Local hotshots head to Puerto Rico to provide hurricane relief

The Crane Valley Hotshots, a 20-man crew based out of North Fork, was selected to assist in the Hurricane Maria relief efforts in Puerto Rico. (Photo by Ron Sundquist/Clovis Roundup)

Local hotshots are lending a hand to an island left in the wake of Hurricane Maria.

The Crane Valley Hotshots, a fire crew stationed out of North Fork, were selected along with other hotshot crews from around the state to assist with hurricane relief in Puerto Rico.

While their specialty is fighting wildfires, the hotshots also serve as an all-risk national and international resource prepared to assist with disasters, including earthquakes and hurricanes.

“Our main duty is to fight fires all over the United States, but we also provide relief if a natural disaster arises,” said crewmember Joshua Nagel.

As of Oct. 3, the Category-5 hurricane has left 78 dead and $91.12 billion in damages in its wake.
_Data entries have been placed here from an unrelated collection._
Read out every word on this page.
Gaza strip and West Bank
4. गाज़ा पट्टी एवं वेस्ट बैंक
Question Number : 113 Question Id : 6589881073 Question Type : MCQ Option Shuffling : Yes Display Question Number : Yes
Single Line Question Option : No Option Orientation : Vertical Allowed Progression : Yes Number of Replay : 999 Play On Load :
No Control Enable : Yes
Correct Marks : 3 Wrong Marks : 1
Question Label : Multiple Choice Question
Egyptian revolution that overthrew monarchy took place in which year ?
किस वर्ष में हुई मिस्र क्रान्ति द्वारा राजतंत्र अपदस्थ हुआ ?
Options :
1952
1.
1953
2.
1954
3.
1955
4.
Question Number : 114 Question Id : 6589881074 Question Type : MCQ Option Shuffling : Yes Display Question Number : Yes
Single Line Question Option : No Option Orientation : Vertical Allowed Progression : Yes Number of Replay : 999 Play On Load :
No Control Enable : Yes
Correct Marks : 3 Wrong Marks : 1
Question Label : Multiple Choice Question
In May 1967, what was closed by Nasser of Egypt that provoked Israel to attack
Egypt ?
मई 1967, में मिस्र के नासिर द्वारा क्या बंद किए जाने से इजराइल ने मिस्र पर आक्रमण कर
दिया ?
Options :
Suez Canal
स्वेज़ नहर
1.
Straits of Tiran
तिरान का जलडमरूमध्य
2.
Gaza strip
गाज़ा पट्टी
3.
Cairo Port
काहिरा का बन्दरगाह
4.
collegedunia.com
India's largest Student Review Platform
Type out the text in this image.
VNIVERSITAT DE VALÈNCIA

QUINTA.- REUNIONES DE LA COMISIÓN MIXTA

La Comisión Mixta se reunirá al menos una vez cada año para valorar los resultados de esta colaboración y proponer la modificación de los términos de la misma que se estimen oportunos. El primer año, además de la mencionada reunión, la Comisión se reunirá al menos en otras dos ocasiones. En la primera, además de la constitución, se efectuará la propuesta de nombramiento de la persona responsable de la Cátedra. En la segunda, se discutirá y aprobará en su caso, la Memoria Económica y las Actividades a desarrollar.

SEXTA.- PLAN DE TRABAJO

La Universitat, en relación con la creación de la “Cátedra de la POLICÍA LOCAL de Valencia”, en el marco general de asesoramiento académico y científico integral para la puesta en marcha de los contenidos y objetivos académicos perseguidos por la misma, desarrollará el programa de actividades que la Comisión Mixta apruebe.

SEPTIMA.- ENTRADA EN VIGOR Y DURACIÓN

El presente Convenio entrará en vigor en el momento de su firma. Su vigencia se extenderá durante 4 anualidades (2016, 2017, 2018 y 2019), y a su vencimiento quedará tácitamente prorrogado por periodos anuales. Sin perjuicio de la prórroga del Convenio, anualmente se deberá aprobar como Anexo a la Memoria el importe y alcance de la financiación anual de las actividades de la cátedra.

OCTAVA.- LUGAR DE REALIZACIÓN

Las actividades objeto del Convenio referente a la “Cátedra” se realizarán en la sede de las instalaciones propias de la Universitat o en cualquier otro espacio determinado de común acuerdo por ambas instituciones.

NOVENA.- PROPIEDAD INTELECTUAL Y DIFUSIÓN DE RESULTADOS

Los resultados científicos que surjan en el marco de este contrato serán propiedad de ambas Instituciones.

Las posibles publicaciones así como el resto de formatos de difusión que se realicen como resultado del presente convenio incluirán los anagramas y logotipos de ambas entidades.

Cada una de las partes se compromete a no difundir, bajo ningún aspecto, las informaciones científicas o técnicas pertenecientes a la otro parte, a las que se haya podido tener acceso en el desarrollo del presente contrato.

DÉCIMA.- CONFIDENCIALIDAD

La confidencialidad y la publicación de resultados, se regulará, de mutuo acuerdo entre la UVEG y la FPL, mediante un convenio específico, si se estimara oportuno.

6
The 20-man crew will be primarily responsible for clearing roads and cutting down trees to clear pathways for incoming resources, and help residents and other relief crews gain access to Puerto Rico’s rural areas.

“The crew is really excited to go, they’re just chomping at the bit,” said Crane Valley Hotshots co-captain, Robert Moreno. “They know it’s new for us, new for them, so we’re all excited just to get over there. We’re going to be taking 10-12 chainsaws with us to help us with our mission of opening roadways. A lot of supplies are coming into airports but getting the supplies out is a challenge, and that’s where we come in.”

The crew took off Thursday, Oct. 5 from Travis Air Force Base in Fairfield and is expected to spend 2-4 weeks on the island.

“About 15-20 years ago, the [U.S.] Forest Service got more involved in assisting with things like natural disaster relief,” said Moreno. “When FEMA (Federal Emergency Management Agency) came around, you started hearing more of the term ‘all-risk,’ which is what we’re doing now. It isn’t really in our wheelhouse to do this kind of disaster relief but we’re really glad to be doing it, it’s new and it’s exciting. These assignments don’t come around very often, so this is kind of a one-in-a-lifetime opportunity.”